I have often referred to Pathology as being a band able to make slam death metal accessible and surprisingly catchy.  This remains true to this day with each new release from Pathology being an exercise in brutality, yet retaining their brutal edge.  I was concerned when this band showed up on Victory Records, a hardcore label, but Pathology has not changed at all.  Their brutality and power increases with each new release.  This is their best album yet.

This is likely the folk metal album of the year.  I have never been the biggest fan of folk metal but when it is good, it is really good.  Finsterforst is definitely really good.  What I like the most about this release is that it avoids the kind of upbeat "beer metal" cliches that a lot of other folk metal bands fall into.  This is solemn and melodic yet epic and awe-inspiring.  It took a little while for me to get into it, but after a few listens it has really sunk in.

The best power metal album of the year came from Germany, of course.  Long known for great power metal acts like Blind Guardian and Helloween, the country still manages to birth great bands even today.  Paragon has been around for a long time, but not really broken through.  This is their first release for Napalm Records and it is definitely an impressive one.  This is an aggressive and ass-kicking album.

Great black metal often comes from unexpected places and Melencolia Estatica definitely qualifies.  Hailing from Italy, the band is a one-woman juggernaut with a little bit of help from some friends.  This release is influenced by the cinematic masterpiece Metropolis and just like its influence the album is dark and ominous and profoundly disturbing.  Great black metal it is.

I have been a fan of Naglfar for several years now, and yes I do strongly enjoy their much more melodic take on black metal that they have taken on since Wrath took over on vocals.  Naglfar is one of those groups attempting to position themselves into Dissection's abandoned throne and they do a damn fine job of it.  This is their first album in several years, but Naglfar has done nothing to lose any of the energy that they brought.

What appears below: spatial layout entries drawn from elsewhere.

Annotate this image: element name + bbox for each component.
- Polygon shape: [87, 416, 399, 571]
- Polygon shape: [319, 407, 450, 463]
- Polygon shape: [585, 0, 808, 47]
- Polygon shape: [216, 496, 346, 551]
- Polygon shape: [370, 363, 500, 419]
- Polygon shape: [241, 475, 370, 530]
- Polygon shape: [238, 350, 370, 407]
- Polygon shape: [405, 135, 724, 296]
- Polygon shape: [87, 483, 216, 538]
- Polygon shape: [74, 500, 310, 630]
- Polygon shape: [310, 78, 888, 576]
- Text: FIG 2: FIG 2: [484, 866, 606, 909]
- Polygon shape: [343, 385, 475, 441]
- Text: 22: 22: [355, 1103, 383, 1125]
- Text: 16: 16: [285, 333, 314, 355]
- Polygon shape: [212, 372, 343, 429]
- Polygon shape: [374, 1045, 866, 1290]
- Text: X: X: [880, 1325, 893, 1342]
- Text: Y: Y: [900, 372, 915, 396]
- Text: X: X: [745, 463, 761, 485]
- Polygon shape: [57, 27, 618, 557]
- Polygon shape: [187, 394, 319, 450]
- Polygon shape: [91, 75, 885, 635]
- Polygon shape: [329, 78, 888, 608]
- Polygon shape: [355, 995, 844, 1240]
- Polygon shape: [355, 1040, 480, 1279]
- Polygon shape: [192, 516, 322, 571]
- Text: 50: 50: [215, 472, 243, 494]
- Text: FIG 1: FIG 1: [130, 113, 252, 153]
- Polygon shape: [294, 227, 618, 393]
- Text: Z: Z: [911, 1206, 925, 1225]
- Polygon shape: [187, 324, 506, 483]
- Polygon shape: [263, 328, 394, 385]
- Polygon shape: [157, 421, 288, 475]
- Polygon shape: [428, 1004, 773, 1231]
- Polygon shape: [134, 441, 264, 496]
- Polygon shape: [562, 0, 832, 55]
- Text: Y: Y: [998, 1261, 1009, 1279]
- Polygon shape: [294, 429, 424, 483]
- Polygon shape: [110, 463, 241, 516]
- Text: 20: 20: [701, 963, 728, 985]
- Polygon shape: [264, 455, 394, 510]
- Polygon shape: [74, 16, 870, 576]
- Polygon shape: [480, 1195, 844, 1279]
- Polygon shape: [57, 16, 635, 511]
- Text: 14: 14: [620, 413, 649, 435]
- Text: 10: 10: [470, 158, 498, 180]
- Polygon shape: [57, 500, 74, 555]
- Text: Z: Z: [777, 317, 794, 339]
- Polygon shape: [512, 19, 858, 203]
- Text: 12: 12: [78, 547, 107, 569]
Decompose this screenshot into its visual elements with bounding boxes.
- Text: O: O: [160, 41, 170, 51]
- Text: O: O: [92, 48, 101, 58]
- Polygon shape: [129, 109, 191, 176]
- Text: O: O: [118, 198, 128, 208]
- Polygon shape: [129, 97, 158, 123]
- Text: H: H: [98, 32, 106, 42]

It was not my intention to have three black metal albums in a row here, but it could not be helped.  God Seed had a ton of hype leading up to this release, which hype was well-deserved as this is a truly impressive album.  Featuring two former members of Gorgoroth who were engaged in a bitter dispute over the band's name, God Seed is a new beginning.  And they have presented a terrific debut release.

1 comment:

  1. Since you've seen my list, you already know I really liked some of these. There are a few I haven't heard, though, which makes me curious how many more unfamiliar albums this list will feature.